A general strike in Madagascar aimed at forcing the government from power is now in its third day. Opposition leader Marc Ravalomanana is vowing to continue with the strike until he is declared president.
Again on Wednesday, hundreds of thousands of opposition supporters filled the main square in Madagascar's capital, Antananarivo, to protest the alleged rigging of December's presidential election.
Banks, shops and the main airport stayed closed for the third day. Almost 1,000 air passengers were stranded by the strike.
Addressing the crowd, presidential candidate Marc Ravalomanana said he will never agree to stand in a run-off election scheduled for February 24 and will continue with the protests until he wins power.

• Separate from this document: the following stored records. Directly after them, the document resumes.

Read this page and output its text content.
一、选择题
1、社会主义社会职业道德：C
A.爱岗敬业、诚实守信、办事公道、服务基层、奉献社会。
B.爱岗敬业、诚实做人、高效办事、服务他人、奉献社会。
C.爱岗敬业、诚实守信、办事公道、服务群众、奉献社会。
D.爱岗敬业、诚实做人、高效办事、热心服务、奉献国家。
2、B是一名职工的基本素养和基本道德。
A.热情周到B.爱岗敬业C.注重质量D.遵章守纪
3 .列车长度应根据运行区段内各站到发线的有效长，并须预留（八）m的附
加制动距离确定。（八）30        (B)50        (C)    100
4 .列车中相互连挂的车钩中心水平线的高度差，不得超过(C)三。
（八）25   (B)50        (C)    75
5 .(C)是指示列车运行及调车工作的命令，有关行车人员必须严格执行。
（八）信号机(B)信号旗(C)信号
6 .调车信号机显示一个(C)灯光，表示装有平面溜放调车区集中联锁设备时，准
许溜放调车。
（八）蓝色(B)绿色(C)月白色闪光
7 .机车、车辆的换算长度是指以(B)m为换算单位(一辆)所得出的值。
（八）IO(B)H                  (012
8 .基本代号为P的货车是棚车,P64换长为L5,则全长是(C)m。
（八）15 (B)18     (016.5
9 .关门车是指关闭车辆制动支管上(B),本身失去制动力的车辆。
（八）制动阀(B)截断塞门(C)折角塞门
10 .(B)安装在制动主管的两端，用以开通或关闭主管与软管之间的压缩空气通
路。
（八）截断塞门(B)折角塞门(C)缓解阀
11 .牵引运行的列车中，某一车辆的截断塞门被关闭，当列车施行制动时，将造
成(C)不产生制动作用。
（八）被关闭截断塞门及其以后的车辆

The self-made millionaire, who is also mayor of Antananarivo, insists he won an outright victory in Madagascar's December presidential election against President Didier Ratsiraka.
Little has been heard in recent days from President Ratsiraka, a former admiral who first won power more than 20 years ago and is seen by many as a father of the nation.
Mr. Ravalomanana is coming under pressure from the international community to accept the results of last month's presidential election. The Secretary General of the Organization of African Unity, Amara Essy, expressed concern about the divisions the political turmoil is creating. Mr. Essy said he is planning to visit Madagascar in the next few days.
The U.N. Security Council expressed concern over the unrest and called on both candidates to comply with all constitutional, electoral and legal requirements in a second round election.
However, a defiant Mr. Ravalomanana told his supporters Wednesday, "I am not afraid of the pressure and threats from outside."
Mr. Ravalomanana believes he has the popular support to force the government's hand. The key sectors of the economy are already under our control, he told the crowd. The general strike will only end when the truth of the ballot boxes becomes entirely clear, he said.
The arrival of television crews from the state broadcaster marks one small victory for Mr. Ravalomanana. It is the first time in weeks of daily demonstration that the state media has covered opposition events.
The broadcasters' change of heart comes after Mr. Ravalomanana's supporters surrounded the national television station Tuesday, demanding equal air time.
Popular protests have succeeded in Madagascar in the past. President Ratsiraka was forced out of office by strikes and public protests in 1991, only to be re-elected in 1996.
Madagascar, the world's fourth largest island, lies in the Indian Ocean off the coast of Mozambique.